HERE & THERE Stop the press. The weather folks came close to getting a five-day weather forecast right. … Overlooked is the fact that Toronto already has the biggest casino in the country. It’s on Bay Street. It’s called the Toronto Stock Exchange (TSE). … Strange, isn’t it. If the city talks about not filling one or two vacant positions to save money some members of council react as if the Doomsday Clock is about to strike midnight. Yet, a few hundred jobs disappear in the private sector and not a peep of concern from the same folks, especially so when they are non-union jobs.

THIS & THAT Snappy new Tim Hortons TV commercial (We’ve Been Everywhere) mentions Bainsville but not Cornwall which had the first Tim store (Brookdale Avenue) outside the Hamilton/Burlington market.
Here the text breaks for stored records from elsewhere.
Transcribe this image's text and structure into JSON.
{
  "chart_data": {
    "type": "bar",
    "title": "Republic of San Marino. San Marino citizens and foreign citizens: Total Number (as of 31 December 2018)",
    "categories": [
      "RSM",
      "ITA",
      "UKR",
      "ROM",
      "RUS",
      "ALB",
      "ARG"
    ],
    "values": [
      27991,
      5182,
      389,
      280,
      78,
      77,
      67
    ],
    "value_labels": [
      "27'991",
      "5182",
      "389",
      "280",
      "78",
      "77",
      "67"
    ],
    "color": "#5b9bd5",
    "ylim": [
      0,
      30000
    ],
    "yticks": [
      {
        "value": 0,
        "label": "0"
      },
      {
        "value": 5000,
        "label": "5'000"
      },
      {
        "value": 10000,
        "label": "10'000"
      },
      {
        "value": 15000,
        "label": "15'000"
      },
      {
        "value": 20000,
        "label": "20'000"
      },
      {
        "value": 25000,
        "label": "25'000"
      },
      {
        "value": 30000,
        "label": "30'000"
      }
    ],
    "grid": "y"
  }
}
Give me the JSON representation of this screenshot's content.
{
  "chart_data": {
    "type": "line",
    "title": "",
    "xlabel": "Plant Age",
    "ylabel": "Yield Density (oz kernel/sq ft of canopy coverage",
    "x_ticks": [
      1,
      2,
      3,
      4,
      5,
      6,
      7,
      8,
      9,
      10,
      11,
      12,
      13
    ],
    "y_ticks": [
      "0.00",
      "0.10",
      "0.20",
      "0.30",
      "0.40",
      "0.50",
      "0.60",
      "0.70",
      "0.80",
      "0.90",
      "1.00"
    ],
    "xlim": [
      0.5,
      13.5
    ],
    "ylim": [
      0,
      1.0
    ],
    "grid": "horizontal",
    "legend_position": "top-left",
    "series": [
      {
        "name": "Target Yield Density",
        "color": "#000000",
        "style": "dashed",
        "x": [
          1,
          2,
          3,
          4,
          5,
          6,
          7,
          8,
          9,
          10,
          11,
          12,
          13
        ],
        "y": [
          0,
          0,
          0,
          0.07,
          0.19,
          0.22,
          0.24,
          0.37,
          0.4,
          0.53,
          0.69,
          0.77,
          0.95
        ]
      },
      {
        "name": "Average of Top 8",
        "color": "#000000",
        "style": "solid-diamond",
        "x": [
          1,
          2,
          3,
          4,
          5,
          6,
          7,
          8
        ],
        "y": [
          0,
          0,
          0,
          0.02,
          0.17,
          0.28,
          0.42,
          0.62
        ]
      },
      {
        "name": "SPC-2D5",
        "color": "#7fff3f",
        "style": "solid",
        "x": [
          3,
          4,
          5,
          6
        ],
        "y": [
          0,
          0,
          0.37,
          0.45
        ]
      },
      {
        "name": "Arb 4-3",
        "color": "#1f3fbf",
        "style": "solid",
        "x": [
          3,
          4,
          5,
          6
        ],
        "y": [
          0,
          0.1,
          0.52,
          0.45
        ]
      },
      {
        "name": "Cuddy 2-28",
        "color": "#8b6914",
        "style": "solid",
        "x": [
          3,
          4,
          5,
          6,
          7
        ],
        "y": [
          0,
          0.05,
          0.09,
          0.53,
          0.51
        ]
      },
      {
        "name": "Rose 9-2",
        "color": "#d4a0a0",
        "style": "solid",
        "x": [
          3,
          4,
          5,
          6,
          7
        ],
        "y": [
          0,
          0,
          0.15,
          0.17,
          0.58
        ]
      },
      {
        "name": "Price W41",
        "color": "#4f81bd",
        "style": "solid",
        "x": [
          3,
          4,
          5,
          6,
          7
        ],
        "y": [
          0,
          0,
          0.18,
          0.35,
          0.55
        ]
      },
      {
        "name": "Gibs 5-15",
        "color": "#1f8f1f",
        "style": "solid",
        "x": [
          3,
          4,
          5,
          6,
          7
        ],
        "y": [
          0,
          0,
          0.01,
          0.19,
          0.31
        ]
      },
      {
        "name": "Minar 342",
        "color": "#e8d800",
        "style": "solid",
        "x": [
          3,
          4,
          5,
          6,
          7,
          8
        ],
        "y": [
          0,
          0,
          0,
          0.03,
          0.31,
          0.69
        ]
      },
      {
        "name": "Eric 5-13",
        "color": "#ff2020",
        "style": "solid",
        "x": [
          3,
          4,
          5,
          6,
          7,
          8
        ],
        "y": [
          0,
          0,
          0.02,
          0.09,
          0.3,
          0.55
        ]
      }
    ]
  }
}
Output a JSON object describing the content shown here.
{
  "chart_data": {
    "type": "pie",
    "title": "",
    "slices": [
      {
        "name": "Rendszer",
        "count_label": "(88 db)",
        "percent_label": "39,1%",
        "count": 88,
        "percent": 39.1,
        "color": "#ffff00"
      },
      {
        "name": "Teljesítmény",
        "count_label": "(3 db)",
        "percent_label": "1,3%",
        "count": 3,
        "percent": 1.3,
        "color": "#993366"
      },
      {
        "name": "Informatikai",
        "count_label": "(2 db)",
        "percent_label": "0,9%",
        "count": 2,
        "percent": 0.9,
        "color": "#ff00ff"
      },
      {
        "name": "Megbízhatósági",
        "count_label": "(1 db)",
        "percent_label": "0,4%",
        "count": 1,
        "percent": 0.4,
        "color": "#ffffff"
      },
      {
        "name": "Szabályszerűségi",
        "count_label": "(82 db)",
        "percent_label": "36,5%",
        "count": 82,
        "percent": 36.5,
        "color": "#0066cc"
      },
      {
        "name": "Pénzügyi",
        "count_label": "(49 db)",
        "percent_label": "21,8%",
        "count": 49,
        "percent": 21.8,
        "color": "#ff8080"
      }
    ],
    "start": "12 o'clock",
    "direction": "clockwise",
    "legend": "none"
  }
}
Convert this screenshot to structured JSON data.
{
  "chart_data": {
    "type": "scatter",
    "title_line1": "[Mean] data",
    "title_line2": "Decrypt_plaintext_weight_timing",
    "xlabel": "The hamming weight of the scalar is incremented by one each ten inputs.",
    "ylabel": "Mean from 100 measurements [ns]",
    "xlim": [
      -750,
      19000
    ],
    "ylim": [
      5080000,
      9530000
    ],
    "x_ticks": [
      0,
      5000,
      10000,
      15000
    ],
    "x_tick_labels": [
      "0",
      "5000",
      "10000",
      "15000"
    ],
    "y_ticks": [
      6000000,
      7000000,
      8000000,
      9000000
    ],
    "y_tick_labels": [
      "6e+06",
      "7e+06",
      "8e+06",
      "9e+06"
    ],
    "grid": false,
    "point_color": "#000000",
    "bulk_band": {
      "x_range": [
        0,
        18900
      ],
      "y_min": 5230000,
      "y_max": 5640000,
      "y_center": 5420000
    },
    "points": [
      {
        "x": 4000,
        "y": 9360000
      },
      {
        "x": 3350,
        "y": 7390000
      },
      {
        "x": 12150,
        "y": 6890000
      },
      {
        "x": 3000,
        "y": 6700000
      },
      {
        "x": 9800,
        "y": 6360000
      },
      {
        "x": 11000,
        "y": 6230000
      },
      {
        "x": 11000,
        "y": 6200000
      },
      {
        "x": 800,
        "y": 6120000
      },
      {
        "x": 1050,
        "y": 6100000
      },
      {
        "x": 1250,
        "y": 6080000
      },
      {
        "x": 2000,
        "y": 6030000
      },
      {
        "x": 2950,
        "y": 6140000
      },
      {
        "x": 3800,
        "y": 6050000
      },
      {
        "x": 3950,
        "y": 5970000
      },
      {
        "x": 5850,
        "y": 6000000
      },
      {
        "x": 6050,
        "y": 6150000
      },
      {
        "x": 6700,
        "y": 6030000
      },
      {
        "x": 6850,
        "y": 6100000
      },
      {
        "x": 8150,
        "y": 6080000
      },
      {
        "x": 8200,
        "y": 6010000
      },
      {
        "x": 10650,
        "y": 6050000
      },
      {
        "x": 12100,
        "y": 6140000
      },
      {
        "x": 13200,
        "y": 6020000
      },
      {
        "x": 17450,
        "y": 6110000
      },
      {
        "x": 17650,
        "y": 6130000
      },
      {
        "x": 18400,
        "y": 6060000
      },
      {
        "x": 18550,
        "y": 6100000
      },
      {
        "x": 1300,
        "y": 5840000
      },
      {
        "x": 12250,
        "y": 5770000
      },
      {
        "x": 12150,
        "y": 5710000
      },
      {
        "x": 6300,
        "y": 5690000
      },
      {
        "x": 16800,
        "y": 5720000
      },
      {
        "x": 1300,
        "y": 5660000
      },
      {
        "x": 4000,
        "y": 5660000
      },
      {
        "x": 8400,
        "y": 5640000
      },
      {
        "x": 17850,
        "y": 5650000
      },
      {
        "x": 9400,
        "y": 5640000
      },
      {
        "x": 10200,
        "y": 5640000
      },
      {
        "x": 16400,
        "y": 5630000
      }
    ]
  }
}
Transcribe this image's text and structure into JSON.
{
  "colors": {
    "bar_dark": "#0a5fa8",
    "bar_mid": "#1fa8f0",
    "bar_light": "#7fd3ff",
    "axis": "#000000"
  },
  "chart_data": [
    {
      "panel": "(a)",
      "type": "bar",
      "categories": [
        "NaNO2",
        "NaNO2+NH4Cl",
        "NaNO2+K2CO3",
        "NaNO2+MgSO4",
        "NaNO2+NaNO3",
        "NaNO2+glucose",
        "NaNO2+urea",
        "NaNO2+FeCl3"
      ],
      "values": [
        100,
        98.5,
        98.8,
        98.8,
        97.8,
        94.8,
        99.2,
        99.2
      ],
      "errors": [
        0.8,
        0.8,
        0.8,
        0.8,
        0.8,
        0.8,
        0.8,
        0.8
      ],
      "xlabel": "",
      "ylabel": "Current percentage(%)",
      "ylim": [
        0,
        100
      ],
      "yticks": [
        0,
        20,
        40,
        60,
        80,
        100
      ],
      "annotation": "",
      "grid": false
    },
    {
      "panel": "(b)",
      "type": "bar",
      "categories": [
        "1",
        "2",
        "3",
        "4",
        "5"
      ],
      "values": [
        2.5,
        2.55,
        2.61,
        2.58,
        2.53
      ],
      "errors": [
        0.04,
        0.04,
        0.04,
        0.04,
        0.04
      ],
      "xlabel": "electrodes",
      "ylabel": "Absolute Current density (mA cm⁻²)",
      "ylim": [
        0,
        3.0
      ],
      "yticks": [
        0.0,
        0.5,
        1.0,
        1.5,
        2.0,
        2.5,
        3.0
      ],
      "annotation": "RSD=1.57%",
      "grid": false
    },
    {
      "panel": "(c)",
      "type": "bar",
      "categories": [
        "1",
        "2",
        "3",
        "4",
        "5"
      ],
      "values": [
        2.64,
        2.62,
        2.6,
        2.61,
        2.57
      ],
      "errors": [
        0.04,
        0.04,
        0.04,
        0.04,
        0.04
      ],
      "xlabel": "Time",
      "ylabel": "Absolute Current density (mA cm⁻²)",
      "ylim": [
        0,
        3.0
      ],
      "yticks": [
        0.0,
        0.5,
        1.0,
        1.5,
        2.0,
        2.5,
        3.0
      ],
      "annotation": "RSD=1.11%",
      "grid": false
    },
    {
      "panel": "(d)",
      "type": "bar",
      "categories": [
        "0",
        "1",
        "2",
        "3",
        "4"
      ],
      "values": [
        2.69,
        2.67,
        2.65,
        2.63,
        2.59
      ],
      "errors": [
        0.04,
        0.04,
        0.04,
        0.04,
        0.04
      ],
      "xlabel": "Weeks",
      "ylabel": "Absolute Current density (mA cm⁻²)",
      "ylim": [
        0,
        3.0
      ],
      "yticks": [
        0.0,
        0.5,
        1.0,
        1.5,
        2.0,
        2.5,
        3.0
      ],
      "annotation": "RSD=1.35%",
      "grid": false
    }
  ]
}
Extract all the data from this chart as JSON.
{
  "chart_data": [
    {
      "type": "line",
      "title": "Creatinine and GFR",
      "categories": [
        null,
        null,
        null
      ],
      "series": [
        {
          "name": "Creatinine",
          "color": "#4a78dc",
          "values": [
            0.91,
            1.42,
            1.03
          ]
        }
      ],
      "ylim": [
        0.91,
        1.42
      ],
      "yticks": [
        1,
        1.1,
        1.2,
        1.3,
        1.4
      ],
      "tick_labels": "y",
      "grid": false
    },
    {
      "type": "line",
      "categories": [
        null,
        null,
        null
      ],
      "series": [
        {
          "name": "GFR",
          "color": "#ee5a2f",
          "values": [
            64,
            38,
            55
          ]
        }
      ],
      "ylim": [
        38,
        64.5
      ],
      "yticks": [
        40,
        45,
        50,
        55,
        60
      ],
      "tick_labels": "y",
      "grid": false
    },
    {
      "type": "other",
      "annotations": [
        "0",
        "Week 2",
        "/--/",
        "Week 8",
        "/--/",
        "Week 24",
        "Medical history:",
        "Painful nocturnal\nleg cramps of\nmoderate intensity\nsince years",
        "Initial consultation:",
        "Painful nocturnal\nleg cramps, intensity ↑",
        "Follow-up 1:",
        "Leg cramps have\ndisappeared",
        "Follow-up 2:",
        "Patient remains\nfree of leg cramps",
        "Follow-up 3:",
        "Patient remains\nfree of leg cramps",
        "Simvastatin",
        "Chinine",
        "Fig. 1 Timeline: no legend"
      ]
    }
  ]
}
Co-founder Tim Horton officially opened the store, while his partner, Ron Joyce, worked a couple of night shifts helping the new owners bake doughnuts.

ROUND’N’BOUT Union members – nurses and support staff – at Massena Memorial Hospital are willing to accept a three-year wage freeze to save the hospital from drowning in red ink and possible bankruptcy. … Movie star Steven Seagal was in Akwesasne on Monday, June 2. According to The Mohawk Nation News the actor stopped in at Akwesasne after attending a family gathering in Kahnawake near Montreal on the weekend. A follower of the Buddhist faith, Seagal, 62, is an Native rights activist. He serves as a reserve deputy in the Jefferson (Louisiana) Parish sheriff’s department. He traces his ancestory to Kahnawake. … Back in the days when it was unusual to see a woman driving a car, Irene Alguire not only drove a car but broke down another barrier when she got into the male-dominated real estate business, becoming one of the most successful of her time. She died recently at age 97.

JUST A THOUGHT Something you never heard the Ontario food bank organization talk about during the election – that under the Liberal government the demand on Ontario food banks has gone through the roof. You can bet that if a Conservative government had been in power for the last eight years, it would have been a major issue.

AND ANOTHER THING Just thinking out loud but with the federal government licensing (legal) medical marijuana grow ops, might be time for somebody to take a look at the empty water bottling plant on Cornwall Island. It has a (relatively) inexpensive source of electricity (Cornwall Electric) and an abundance of water flowing right past its doors. It would give Akwesasne a major economic boost. … Breaking consumer news last week alerted Canadians to the fact that meat prices have skyrocketed in the last 12 months. Really! Does the author of the report think folks never noticed?